Les manuels publiés depuis 2002 prennent mieux en compte la diversité linguistique, mais lorsqu’ils présentent les pays locuteurs de la langue enseignée, en donnent encore une image largement monolingue. La vision binaire, [langue de l’école considérée comme maternelle versus langue cible] reste largement dominante. Le locuteur de la langue cible continue, à quelques exceptions près, à ressembler à un dictionnaire (recto-verso langue 1 - langue 2) plus qu’à un être parlant avec toute sa complexité. Les supports que nous avons analysés n’encouragent pas les enseignants à prendre en compte les acquis langagiers et les vécus culturels de leurs élèves. Elles ne donnent pas d’outils aux enseignants pour mieux connaître les liens entre différentes langues ou du moins pour signaler l’accueil positif, dans la classe, des capitaux langagiers des élèves. Les différences sont neutralisées, les manuels s’adressent dans le meilleur des cas à un élève « moyen » (Perrenoud, 1994 : 119), voire, en filigrane, au locuteur idéal dont nous avons pourtant constaté la disparition plus haut. L’approche de l’enseignement des langues, telle qu’elle est fréquente dans les manuels, consiste à motiver l’élève en lui proposant de parler de lui-même et de se raconter dans la langue cible, tout en occultant un élément essentiel de ce qui le constitue en tant que sujet parlant : les langues qu’il a fréquentées.

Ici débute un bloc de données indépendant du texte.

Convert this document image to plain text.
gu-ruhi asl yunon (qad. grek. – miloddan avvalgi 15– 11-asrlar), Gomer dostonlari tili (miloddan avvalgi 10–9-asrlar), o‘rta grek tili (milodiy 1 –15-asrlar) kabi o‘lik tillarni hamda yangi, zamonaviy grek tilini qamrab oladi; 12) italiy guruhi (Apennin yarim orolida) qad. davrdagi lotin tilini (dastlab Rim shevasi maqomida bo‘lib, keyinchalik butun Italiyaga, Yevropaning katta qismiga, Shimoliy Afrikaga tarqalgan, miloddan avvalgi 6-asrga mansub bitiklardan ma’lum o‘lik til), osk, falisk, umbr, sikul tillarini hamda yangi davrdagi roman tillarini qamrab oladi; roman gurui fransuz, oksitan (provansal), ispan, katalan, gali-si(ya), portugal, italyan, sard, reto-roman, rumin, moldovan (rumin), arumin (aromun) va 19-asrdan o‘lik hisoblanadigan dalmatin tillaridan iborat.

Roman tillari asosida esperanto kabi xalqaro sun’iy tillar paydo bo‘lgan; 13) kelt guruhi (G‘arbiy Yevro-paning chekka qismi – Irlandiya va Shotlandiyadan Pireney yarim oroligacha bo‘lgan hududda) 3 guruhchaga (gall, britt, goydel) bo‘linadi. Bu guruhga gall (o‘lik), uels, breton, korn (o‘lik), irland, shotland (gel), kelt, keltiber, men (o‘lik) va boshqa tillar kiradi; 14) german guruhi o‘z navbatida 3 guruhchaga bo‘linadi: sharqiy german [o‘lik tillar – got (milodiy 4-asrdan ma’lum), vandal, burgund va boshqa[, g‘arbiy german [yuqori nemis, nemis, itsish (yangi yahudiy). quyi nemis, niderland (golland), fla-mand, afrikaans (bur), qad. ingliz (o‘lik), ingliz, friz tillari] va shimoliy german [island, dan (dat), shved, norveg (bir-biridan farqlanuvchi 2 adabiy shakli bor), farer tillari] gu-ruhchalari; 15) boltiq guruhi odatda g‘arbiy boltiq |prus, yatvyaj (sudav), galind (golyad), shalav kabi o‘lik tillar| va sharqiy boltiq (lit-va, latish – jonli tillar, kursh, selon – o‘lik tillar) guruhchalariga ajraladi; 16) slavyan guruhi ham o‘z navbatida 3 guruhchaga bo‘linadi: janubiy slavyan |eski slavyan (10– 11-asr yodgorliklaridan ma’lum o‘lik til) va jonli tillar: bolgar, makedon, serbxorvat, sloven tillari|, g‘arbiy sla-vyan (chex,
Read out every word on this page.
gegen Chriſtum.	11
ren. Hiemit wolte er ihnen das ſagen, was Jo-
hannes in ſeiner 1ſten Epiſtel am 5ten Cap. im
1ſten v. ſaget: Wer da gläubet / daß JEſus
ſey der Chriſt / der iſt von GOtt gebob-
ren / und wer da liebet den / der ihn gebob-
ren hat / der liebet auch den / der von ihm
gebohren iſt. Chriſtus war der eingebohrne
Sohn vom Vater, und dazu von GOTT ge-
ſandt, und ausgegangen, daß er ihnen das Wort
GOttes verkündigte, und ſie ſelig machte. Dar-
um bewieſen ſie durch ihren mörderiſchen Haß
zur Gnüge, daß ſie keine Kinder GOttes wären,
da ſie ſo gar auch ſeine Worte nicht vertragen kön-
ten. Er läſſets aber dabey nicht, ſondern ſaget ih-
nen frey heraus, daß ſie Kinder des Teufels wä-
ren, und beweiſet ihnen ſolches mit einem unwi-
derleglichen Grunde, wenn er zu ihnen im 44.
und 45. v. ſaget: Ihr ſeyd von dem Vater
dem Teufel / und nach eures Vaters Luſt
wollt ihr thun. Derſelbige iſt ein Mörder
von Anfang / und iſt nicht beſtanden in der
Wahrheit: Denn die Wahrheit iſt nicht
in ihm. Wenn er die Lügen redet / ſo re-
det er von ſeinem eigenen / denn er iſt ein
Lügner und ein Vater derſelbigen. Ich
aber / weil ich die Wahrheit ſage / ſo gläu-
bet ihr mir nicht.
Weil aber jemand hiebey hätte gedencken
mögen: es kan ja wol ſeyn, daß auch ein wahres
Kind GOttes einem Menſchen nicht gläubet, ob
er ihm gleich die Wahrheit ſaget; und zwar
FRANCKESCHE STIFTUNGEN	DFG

Le CECRL est présent dans les manuels, à des degrés divers, et souvent plus pour indiquer des niveaux à atteindre que pour mettre en place des stratégies plurilingues. Que ce soit au lycée pour des manuels qui ont pu être utilisés par les nouveaux enseignants, ou au primaire, les compétences plurilingues font une entrée timide et rarement explicite. Le recours ou simplement la référence aux répertoires langagiers et culturels des apprenants est également très rare : l’élève est rarement sollicité pour confronter ses cultures aux cultures explorées. Le plurilinguisme présent dans les zones de diffusion des langues cibles est à peine effleuré, et il en est de même pour la pluralité des cultures. Autant dire que les manuels ne participent pas, sinon de manière mineure, à la diffusion et à la transposition des savoirs sur les langues et les cultures. Pour le moment, ils diffusent toujours la représentation d’apprenants monolingues et monoculturels en train d’apprendre des langues en paysage monolingue et monoculturel.